India, China marching ahead in hi-tech manufacturing: US
The US is gradually losing ground to India and China in research and high-tech manufacturing, a top Obama Administration official has said, while highlighting the need to collaborate with the two countries in various fields.
"Will we maintain America's innovation leadership, or are we going to fall behind? And I would say, let's seize this opportunity and we really can't afford not to," US Energy Secretary Steven Chu said at the National Press Club in Washington on Monday.
In less than 15 years, China has moved from 14th place to second place in published research articles, now just behind the United States, he noted.

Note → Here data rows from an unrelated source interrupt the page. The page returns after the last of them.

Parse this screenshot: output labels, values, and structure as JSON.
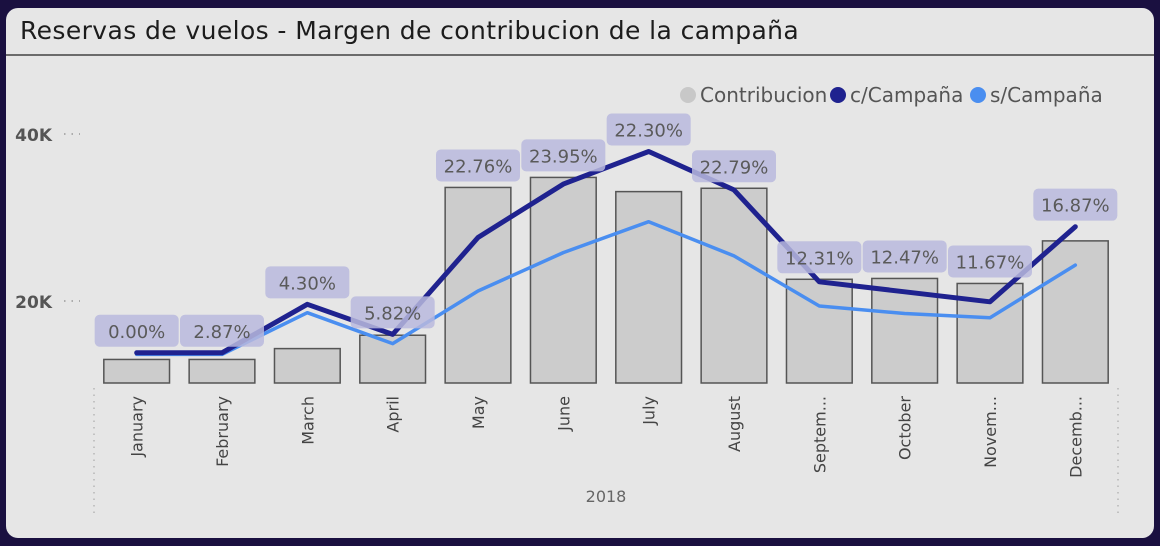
{
  "title": "Reservas de vuelos - Margen de contribucion de la campaña",
  "colors": {
    "background": "#e6e6e6",
    "bar_fill": "#cccccc",
    "bar_stroke": "#555555",
    "c_campana": "#1f228f",
    "s_campana": "#4a8ef0",
    "label_box": "#b8b9dd",
    "legend_contribucion": "#c8c8c8"
  },
  "chart_data": {
    "type": "bar",
    "categories": [
      "January",
      "February",
      "March",
      "April",
      "May",
      "June",
      "July",
      "August",
      "Septem...",
      "October",
      "Novem...",
      "Decemb..."
    ],
    "x_group_label": "2018",
    "y_ticks": [
      "20K",
      "40K"
    ],
    "ylim": [
      10000,
      46000
    ],
    "legend_position": "top-right",
    "legend": [
      {
        "label": "Contribucion",
        "color": "#c8c8c8"
      },
      {
        "label": "c/Campaña",
        "color": "#1f228f"
      },
      {
        "label": "s/Campaña",
        "color": "#4a8ef0"
      }
    ],
    "series": [
      {
        "name": "Contribucion",
        "kind": "bar",
        "values": [
          13000,
          13000,
          14300,
          15900,
          33600,
          34800,
          33100,
          33500,
          22600,
          22700,
          22100,
          27200
        ]
      },
      {
        "name": "c/Campaña",
        "kind": "line",
        "values": [
          13800,
          13800,
          19600,
          16000,
          27600,
          34000,
          37900,
          33300,
          22300,
          21100,
          19900,
          28900
        ]
      },
      {
        "name": "s/Campaña",
        "kind": "line",
        "values": [
          13600,
          13600,
          18600,
          14900,
          21200,
          25800,
          29500,
          25400,
          19400,
          18500,
          18000,
          24300
        ]
      }
    ],
    "data_labels": [
      "0.00%",
      "2.87%",
      "4.30%",
      "5.82%",
      "22.76%",
      "23.95%",
      "22.30%",
      "22.79%",
      "12.31%",
      "12.47%",
      "11.67%",
      "16.87%"
    ]
  }
}
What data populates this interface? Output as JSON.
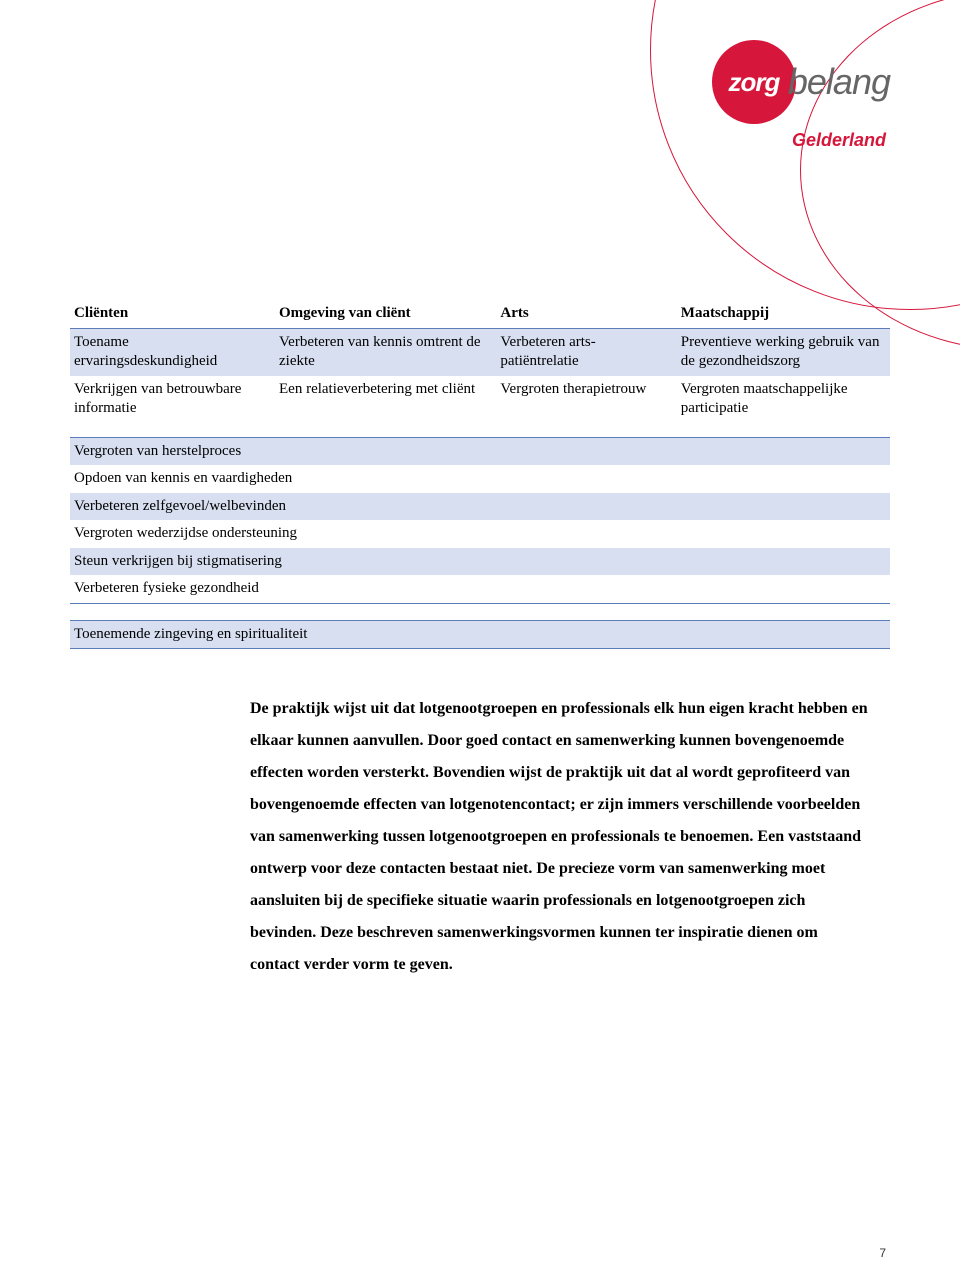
{
  "logo": {
    "zorg": "zorg",
    "belang": "belang",
    "sub": "Gelderland"
  },
  "table": {
    "headers": [
      "Cliënten",
      "Omgeving van cliënt",
      "Arts",
      "Maatschappij"
    ],
    "rows": [
      [
        "Toename ervaringsdeskundigheid",
        "Verbeteren van kennis omtrent de ziekte",
        "Verbeteren arts-patiëntrelatie",
        "Preventieve werking gebruik van de gezondheidszorg"
      ],
      [
        "Verkrijgen van betrouwbare informatie",
        "Een relatieverbetering met cliënt",
        "Vergroten therapietrouw",
        "Vergroten maatschappelijke participatie"
      ]
    ]
  },
  "list_a": [
    "Vergroten van herstelproces",
    "Opdoen van kennis en vaardigheden",
    "Verbeteren zelfgevoel/welbevinden",
    "Vergroten wederzijdse ondersteuning",
    "Steun verkrijgen bij stigmatisering",
    "Verbeteren fysieke gezondheid"
  ],
  "list_b": [
    "Toenemende zingeving en spiritualiteit"
  ],
  "paragraph": "De praktijk wijst uit dat lotgenootgroepen en professionals elk hun eigen kracht hebben en elkaar kunnen aanvullen. Door goed contact en samenwerking kunnen bovengenoemde effecten worden versterkt. Bovendien wijst de praktijk uit dat al wordt geprofiteerd van bovengenoemde effecten van lotgenotencontact; er zijn immers verschillende voorbeelden van samenwerking tussen lotgenootgroepen en professionals te benoemen. Een vaststaand ontwerp voor deze contacten bestaat niet. De precieze vorm van samenwerking moet aansluiten bij de specifieke situatie waarin professionals en lotgenootgroepen zich bevinden. Deze beschreven samenwerkingsvormen kunnen ter inspiratie dienen om contact verder vorm te geven.",
  "page_number": "7",
  "colors": {
    "brand_red": "#d6163a",
    "band_blue": "#d7dff1",
    "rule_blue": "#5a7db8"
  }
}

"Eight of the 10 global companies with the largest R and D budgets in the world are establishing R and D facilities in China or India or both. And 77% they will build in China and India," Chu said referring to the facts taken from 'Rising Above the Gathering Storm, Revisited' 2010.
American company, Applied Materials, recently opened the world's largest private solar R and D facility in China, he said, adding that there is other evidence of Chinese innovation, particularly in the energy field.
China has installed the largest, highest-voltage-capacity, lowest-loss high-voltage DC lines and high-voltage AC lines in the world now. And it has plans for an integrated high-voltage DC/high-voltage AC backbone.
It has broken ground now on 30 new nuclear reactors of the roughly 50 being built in the world, Chu said.
The United States is building two new reactors, he noted and said there is an opportunity to collaborate with India and China.
"We have much to collaborate with China, India and other countries. Why? In the next two decades, China is going to be building a new infrastructure of buildings, cities, roads, transmission lines, equivalent to the entire infrastructure of the United States," he said.
"In 2030, what India will look like in 2030 doesn't exist - 80% of what it has today (Tuesday) - what it will have in 2030 doesn't exist today. 80% of that infrastructure is yet to be built. And so these countries present new markets. They also present a means, a laboratory, to see, okay, we can test it. This is going to work," he said.